Выпустив из себя десяток фунтов жидкости, я вымыл руки. Вытирая их о розовое полотенце, я с удивлением и умилением подумал, что жизнь моя проходит среди розового. Я ненавижу розовый цвет!
И представить себе прежде не мог, что этот вульгарный цвет будет преобладать в моем быту. Но Магда его любила, а потому розовый в нашем доме обосновался повсюду, и это разбивало мое сердце.
Я выключил свет в туалете и направился к лестнице.
— С каких это пор ты, поссав, моешь руки?
Свет с улицы разлился по полу гостиной, вырисовывая на нем серебристо-голубые хромовые островки и призрачные очертания.
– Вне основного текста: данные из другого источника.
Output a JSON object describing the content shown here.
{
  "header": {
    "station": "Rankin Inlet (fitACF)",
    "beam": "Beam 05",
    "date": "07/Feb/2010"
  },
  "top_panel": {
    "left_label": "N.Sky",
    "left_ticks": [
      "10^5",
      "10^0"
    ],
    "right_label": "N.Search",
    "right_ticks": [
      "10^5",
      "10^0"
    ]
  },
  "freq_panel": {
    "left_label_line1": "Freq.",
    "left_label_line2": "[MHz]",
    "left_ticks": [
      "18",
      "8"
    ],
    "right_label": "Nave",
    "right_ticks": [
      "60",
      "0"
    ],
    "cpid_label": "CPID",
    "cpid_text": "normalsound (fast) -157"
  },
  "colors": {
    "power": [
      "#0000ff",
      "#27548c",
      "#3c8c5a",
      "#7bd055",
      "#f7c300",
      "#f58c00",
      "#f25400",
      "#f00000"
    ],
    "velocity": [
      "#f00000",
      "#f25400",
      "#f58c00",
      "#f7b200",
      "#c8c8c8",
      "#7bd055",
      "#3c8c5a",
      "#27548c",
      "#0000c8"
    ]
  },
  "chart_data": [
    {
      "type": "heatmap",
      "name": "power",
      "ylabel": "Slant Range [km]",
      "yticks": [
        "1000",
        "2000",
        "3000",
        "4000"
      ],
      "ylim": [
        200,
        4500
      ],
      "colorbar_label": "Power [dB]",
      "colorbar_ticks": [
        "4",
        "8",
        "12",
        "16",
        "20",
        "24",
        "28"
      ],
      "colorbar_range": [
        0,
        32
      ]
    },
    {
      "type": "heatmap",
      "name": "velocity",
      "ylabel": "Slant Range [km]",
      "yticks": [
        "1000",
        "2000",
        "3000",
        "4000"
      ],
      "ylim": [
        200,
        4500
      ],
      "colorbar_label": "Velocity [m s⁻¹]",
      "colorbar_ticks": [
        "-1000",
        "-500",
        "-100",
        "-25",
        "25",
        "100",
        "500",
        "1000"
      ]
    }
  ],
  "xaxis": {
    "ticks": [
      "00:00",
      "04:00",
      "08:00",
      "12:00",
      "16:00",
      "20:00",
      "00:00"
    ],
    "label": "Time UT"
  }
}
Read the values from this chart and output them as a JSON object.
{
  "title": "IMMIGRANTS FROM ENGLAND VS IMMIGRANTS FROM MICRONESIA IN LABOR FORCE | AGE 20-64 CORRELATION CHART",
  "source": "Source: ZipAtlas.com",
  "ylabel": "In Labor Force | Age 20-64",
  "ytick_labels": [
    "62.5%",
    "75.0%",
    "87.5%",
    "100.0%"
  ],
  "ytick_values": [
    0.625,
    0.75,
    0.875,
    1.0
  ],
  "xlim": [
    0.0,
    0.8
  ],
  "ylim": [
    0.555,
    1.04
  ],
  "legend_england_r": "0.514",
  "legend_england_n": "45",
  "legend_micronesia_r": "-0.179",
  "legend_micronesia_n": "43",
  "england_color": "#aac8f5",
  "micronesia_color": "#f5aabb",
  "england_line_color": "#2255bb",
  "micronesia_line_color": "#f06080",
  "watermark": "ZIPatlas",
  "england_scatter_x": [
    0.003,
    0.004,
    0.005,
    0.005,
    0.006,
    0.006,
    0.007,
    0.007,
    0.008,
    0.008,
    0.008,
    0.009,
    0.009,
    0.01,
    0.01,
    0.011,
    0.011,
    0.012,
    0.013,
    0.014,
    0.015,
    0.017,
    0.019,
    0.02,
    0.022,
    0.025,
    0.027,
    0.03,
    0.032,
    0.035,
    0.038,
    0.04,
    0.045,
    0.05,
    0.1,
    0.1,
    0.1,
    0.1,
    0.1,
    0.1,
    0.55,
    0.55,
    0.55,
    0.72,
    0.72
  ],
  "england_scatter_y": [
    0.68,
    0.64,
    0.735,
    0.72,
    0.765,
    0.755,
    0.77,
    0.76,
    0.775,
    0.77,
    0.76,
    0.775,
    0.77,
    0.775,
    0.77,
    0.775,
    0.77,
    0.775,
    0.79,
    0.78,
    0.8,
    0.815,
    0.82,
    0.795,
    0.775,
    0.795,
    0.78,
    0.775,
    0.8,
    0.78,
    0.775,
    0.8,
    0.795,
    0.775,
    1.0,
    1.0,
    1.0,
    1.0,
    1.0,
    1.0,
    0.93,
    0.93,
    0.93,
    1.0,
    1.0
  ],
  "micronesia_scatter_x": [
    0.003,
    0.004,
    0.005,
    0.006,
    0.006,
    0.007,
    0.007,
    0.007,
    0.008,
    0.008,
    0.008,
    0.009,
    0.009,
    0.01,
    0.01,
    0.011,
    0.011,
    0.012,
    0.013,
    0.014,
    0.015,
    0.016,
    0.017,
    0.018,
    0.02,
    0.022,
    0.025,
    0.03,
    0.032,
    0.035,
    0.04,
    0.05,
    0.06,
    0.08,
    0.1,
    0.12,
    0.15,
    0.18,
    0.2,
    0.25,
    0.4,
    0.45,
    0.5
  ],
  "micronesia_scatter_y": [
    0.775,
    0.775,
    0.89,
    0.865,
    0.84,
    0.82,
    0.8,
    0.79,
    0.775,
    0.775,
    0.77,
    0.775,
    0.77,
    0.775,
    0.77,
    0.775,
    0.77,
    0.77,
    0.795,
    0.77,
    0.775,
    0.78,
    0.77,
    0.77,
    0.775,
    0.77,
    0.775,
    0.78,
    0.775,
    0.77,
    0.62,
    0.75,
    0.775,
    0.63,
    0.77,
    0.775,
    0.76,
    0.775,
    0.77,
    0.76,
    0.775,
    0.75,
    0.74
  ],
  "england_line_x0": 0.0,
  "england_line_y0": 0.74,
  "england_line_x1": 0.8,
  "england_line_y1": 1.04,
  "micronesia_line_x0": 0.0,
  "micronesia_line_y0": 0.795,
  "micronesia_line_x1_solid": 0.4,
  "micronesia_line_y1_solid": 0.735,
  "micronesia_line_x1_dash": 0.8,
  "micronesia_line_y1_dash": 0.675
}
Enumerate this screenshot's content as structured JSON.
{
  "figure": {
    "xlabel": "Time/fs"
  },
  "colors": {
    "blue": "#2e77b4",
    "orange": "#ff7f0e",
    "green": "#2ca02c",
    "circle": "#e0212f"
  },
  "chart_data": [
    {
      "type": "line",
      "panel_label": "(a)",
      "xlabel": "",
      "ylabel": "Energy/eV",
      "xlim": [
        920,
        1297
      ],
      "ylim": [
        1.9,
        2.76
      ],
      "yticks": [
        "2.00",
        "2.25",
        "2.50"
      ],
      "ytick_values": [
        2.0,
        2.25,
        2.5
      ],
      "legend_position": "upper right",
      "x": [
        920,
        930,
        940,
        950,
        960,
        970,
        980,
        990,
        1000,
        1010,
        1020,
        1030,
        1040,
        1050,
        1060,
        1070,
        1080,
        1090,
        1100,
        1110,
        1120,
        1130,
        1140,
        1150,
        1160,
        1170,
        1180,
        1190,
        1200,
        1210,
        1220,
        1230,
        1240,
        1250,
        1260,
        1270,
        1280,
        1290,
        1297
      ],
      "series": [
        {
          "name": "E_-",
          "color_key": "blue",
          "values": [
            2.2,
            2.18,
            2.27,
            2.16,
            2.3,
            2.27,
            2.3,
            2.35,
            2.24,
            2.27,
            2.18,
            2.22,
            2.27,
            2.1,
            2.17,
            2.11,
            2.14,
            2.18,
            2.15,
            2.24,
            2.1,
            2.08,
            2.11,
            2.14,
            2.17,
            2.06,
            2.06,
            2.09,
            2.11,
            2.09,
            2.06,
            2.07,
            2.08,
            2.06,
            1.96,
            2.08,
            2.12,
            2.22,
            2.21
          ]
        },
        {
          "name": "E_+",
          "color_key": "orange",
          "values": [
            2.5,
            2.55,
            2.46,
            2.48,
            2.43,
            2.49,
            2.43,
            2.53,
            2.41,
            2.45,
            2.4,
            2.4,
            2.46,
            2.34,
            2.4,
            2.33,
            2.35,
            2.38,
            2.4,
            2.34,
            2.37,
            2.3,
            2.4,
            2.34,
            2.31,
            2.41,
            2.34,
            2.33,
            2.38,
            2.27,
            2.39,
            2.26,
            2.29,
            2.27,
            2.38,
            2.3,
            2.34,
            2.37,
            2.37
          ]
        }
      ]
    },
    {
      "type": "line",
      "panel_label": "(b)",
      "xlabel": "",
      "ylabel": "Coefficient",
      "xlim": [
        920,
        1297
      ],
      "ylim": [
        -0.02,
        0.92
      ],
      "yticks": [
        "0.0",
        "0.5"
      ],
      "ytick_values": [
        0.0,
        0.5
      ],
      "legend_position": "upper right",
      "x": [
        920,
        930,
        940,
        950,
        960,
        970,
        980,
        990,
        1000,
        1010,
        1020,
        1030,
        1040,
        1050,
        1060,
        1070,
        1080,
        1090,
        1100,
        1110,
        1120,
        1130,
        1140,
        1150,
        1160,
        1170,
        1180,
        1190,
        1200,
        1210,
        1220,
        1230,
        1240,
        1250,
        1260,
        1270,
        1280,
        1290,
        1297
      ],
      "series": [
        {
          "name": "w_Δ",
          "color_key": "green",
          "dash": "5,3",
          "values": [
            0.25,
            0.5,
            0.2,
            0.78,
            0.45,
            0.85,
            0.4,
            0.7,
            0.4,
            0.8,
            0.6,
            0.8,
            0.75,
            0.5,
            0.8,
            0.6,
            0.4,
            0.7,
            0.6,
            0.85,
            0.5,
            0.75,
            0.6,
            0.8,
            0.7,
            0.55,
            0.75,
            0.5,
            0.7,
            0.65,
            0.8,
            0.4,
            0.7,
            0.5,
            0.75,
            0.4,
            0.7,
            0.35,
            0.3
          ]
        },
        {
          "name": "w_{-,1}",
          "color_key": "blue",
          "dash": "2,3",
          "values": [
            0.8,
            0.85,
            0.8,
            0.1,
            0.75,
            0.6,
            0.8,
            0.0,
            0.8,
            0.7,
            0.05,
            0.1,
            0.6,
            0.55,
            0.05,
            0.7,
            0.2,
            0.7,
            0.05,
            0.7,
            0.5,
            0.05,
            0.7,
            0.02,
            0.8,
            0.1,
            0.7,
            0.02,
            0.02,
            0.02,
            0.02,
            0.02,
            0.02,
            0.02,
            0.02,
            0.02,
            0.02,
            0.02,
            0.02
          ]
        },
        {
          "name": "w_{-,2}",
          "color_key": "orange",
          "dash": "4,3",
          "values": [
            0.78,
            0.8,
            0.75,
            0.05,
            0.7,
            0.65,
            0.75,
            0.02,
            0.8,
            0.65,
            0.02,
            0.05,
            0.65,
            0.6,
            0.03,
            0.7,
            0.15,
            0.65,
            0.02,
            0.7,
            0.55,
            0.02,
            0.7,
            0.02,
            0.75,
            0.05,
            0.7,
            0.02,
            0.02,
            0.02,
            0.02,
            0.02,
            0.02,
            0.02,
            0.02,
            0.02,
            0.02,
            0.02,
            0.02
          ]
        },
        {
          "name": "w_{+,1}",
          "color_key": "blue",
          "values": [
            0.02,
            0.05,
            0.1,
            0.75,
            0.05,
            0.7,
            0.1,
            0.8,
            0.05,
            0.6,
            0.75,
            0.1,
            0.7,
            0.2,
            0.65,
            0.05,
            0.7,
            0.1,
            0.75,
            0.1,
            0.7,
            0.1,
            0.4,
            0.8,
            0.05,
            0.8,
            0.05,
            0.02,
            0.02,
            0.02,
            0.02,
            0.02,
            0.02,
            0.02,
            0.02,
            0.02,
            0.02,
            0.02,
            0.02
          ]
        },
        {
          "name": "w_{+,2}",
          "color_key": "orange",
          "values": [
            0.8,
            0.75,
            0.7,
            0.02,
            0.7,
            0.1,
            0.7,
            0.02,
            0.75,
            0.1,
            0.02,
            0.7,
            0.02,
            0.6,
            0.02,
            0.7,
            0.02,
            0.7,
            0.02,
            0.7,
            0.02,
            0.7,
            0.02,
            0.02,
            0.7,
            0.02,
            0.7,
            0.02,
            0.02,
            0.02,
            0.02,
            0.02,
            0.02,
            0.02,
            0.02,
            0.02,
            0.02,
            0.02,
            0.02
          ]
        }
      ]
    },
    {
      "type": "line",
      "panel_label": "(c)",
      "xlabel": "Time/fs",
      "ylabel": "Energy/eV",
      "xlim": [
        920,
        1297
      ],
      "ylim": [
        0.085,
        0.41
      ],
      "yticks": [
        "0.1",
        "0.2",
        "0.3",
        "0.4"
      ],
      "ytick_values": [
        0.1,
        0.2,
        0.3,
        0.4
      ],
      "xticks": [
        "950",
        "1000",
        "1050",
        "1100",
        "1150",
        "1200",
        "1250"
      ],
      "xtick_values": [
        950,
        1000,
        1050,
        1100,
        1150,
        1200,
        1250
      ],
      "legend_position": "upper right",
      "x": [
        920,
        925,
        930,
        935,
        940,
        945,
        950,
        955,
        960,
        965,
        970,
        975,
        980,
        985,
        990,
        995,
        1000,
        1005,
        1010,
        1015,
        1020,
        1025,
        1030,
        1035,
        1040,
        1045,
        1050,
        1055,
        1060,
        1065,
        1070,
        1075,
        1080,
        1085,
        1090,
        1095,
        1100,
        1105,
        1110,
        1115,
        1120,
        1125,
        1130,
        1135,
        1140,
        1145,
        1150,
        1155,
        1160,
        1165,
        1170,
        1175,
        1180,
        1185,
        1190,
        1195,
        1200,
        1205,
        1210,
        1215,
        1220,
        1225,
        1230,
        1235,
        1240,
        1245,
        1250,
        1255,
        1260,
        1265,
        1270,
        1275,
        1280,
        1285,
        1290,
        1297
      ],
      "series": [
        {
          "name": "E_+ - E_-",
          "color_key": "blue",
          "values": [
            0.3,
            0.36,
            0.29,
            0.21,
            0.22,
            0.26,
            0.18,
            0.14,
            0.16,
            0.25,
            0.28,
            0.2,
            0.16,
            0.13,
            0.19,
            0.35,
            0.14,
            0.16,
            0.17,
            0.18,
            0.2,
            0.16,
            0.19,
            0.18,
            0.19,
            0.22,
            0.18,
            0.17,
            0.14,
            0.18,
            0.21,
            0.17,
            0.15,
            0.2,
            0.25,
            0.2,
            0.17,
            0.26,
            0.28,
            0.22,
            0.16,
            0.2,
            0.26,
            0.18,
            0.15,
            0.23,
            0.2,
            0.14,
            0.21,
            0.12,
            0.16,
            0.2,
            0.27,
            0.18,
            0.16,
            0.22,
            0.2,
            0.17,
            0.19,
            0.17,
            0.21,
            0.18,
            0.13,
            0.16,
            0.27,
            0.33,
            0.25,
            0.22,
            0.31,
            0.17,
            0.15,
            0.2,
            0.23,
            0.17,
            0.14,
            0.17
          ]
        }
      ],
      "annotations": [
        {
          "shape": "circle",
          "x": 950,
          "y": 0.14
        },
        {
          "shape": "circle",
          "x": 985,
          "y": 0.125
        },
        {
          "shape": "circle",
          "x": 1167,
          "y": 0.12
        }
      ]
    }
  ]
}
Справа от окна в моем любимом кресле сидел какой-то тип. На его вытянутые ноги падал свет. Я увидел, как ходит кошачий хвост — Смит стоял у неизвестного на коленях.
— Кто вы? Что вы делаете в моем доме? — Я вошел в комнату и встал у стены рядом с выключателем. Свет зажигать я не стал — хотел сначала его услышать, а потом уже, если будет нужда, увидеть.
— Взгляни на своего кота. Его поведение тебе ни о чем не говорит?
Знакомый голос? Да. Нет. Должен ли я был его узнать? Возможно ли такое?
Я посмотрел на кота, по-прежнему стоявшего на коленях этого парня. Смит недвусмысленно выражал ему свою симпатию: не делал попыток удрать и медленно помахивал хвостом. Кот терпеть не мог сидеть на руках. Не выносил прикосновений. Если его кто-нибудь поднимал с пола, чтобы погладить, он вырывался и убегал, а при попытке его удержать шипел и рычал. Исключение он делал только для меня. Он понимал, что я уважаю его и признаю его право на независимость, поэтому позволял мне брать себя на руки. Как правило, несколько минут он терпел мои ласки, иногда даже песенку запевал.
Но ботинки незнакомца говорили мне гораздо больше, чем поведение кота. Пока я не обратил на них внимание, я не мог, а может, не хотел сложить воедино все разрозненные детали и опознать того, кто восседал в моем кресле с моим котом на коленях. Но ботинки, освещенные призрачным светом уличного фонаря, сказали то, о чем я, возможно, уже догадался.
Когда я был подростком, парни в нашем городке носили только один вид обуви — кеды. Черные. Производства «Конверз Чак Тэйлорз» или «Пи-эф Флайерс» и ничего другого. И если ты надевал что-то иное, то был полный нуль. Ребята любят воображать себя индивидуалистами, но если не считать военных, то по части одежды именно тинейджеры придерживаются самых строгих правил.
А потому, когда мой родитель вернулся из командировки в Даллас и протянул мне пару оранжевых ковбойских ботинок — оранжевых, — я с трудом удержался от смеха. Ковбойские ботинки? За кого он меня принимает, за психа какого-нибудь, за Одинокого Рейнджера? Я любил своего старика даже в худшие свои деньки, но порой я его совершенно не понимал. Я притащил ботинки в свою комнату и сунул их в черную дыру, какую являл собой мой платяной шкаф. Прощайте, друзья.
Но на следующее утро, когда я полез в шкаф за рубашкой, они оказались на своем месте — новенькие, сияющие и по-прежнему оранжевые. Я на них посмотрел. Потом я посмотрел на свои вконец истрепанные черные кеды на полу. Потом я улыбнулся, вытащил из шкафа ботинки, надел их и вышел из дома навстречу новому дню. Я был самым отпетым парнем в городке. Хуже некуда. Те немногие из Крейнс-Вью, что меня не ненавидели, откровенно говоря, должны были бы. И коли мне взбрело на ум быть Роем Роджерсом в немыслимой обуви, никто из моих ровесников, будучи в здравом уме, не осмелился бы высмеять меня в лицо, потому что они знали: я любого живьем сожру. И я носил эти ковбойские ботинки, пока они буквально не развалились у меня на ногах, и горько сожалел, когда пришлось выбросить их на помойку.